April 13, 2011 (Chinavestor) Shares of Chinese companies bounced back in both key Asian markets on Wednesday. The Shanghai Composite Index (SHA:000001) advanced 28.6 points or 0.9% while the Hang Seng Index (INDEXHANGSENG:.HSI) rose 158.7 points or 0.7%.
Chinese airliners continued to surge in Hong Kong as price of oil fell to under $106/barrel from $112/barrel last week. H-shares of China Southern Airlines (NYSE:ZNH), China Eastern Airlines (NYSE:CEA) and Air China (HKG:0753) pulled the Hang Seng Index (INDEXHANGSENG:.HSI) higher for the day. But Aluminum Corp. of China (HKG:2600) (NYSE:ACH), the largest aluminum maker in China, fell as its U.S. rival Alcoa (NYSE:AA) missed 2011 Q1 sales expectations.

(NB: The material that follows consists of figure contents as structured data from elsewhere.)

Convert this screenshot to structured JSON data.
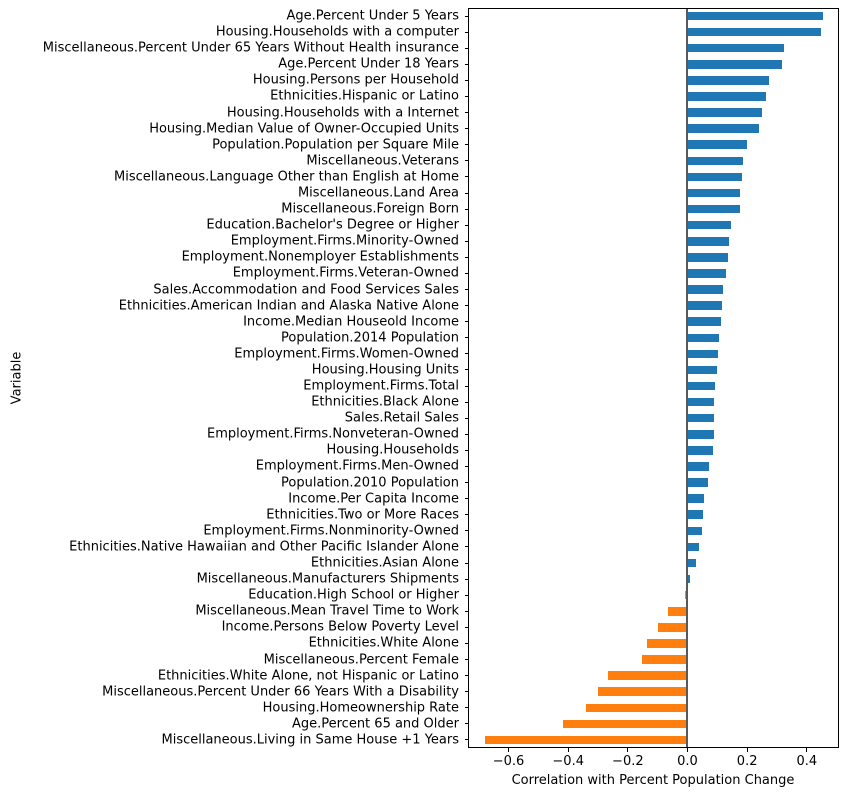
{
  "chart_data": {
    "type": "bar",
    "orientation": "horizontal",
    "title": "",
    "xlabel": "Correlation with Percent Population Change",
    "ylabel": "Variable",
    "xlim": [
      -0.736,
      0.508
    ],
    "x_ticks": [
      -0.6,
      -0.4,
      -0.2,
      0.0,
      0.2,
      0.4
    ],
    "x_tick_labels": [
      "−0.6",
      "−0.4",
      "−0.2",
      "0.0",
      "0.2",
      "0.4"
    ],
    "grid": false,
    "legend": "none",
    "positive_color": "#1f77b4",
    "negative_color": "#ff7f0e",
    "zero_line_color": "#595959",
    "categories": [
      "Age.Percent Under 5 Years",
      "Housing.Households with a computer",
      "Miscellaneous.Percent Under 65 Years Without Health insurance",
      "Age.Percent Under 18 Years",
      "Housing.Persons per Household",
      "Ethnicities.Hispanic or Latino",
      "Housing.Households with a Internet",
      "Housing.Median Value of Owner-Occupied Units",
      "Population.Population per Square Mile",
      "Miscellaneous.Veterans",
      "Miscellaneous.Language Other than English at Home",
      "Miscellaneous.Land Area",
      "Miscellaneous.Foreign Born",
      "Education.Bachelor's Degree or Higher",
      "Employment.Firms.Minority-Owned",
      "Employment.Nonemployer Establishments",
      "Employment.Firms.Veteran-Owned",
      "Sales.Accommodation and Food Services Sales",
      "Ethnicities.American Indian and Alaska Native Alone",
      "Income.Median Houseold Income",
      "Population.2014 Population",
      "Employment.Firms.Women-Owned",
      "Housing.Housing Units",
      "Employment.Firms.Total",
      "Ethnicities.Black Alone",
      "Sales.Retail Sales",
      "Employment.Firms.Nonveteran-Owned",
      "Housing.Households",
      "Employment.Firms.Men-Owned",
      "Population.2010 Population",
      "Income.Per Capita Income",
      "Ethnicities.Two or More Races",
      "Employment.Firms.Nonminority-Owned",
      "Ethnicities.Native Hawaiian and Other Pacific Islander Alone",
      "Ethnicities.Asian Alone",
      "Miscellaneous.Manufacturers Shipments",
      "Education.High School or Higher",
      "Miscellaneous.Mean Travel Time to Work",
      "Income.Persons Below Poverty Level",
      "Ethnicities.White Alone",
      "Miscellaneous.Percent Female",
      "Ethnicities.White Alone, not Hispanic or Latino",
      "Miscellaneous.Percent Under 66 Years With a Disability",
      "Housing.Homeownership Rate",
      "Age.Percent 65 and Older",
      "Miscellaneous.Living in Same House +1 Years"
    ],
    "values": [
      0.453,
      0.447,
      0.324,
      0.317,
      0.274,
      0.264,
      0.251,
      0.24,
      0.2,
      0.187,
      0.184,
      0.177,
      0.176,
      0.146,
      0.14,
      0.136,
      0.13,
      0.12,
      0.116,
      0.113,
      0.106,
      0.103,
      0.1,
      0.093,
      0.09,
      0.09,
      0.089,
      0.085,
      0.072,
      0.07,
      0.056,
      0.053,
      0.05,
      0.037,
      0.029,
      0.008,
      -0.008,
      -0.066,
      -0.099,
      -0.135,
      -0.151,
      -0.266,
      -0.301,
      -0.34,
      -0.419,
      -0.68
    ]
  }
}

Aluminum Corp. of China (SHA:601600) weighted on the Shanghai Composite Index (SHA:000001) as well, shedding 1.0% in Shanghai. SAIC Motor (SHA:600104), the largest Chinese auto maker, fell the most among the 50 largest Shanghai listed stocks as March auto sales slowed. But financials and insurance firms made up for the weakness in the commodities and energy sectors.
Chinese ETFs and ADRs followed the DJIA lower yesterday but outlook has changed. The focus is on the U.S. economy and corporate earnings, indicators so far pointing to a higher open for U.S. markets.
China Eastern Airlines (NYSE:CEA) and China Southern Airlines (NYSE:ZNH) were among the best performing Chinese ADRs on Tuesday as price of aviation fuel fell. Goldman warned investors that oil is ready to a substantial pullback in the near future, helping ease oil prices.
If the Hang Seng Index (INDEXHANGSENG:.HSI) can serve as proxy for ADR trading, outlook remains solid for Chinese airliners and upstream oil companies, but Aluminum Corp. of China (NYSE:ACH) is expected to gap down at the open.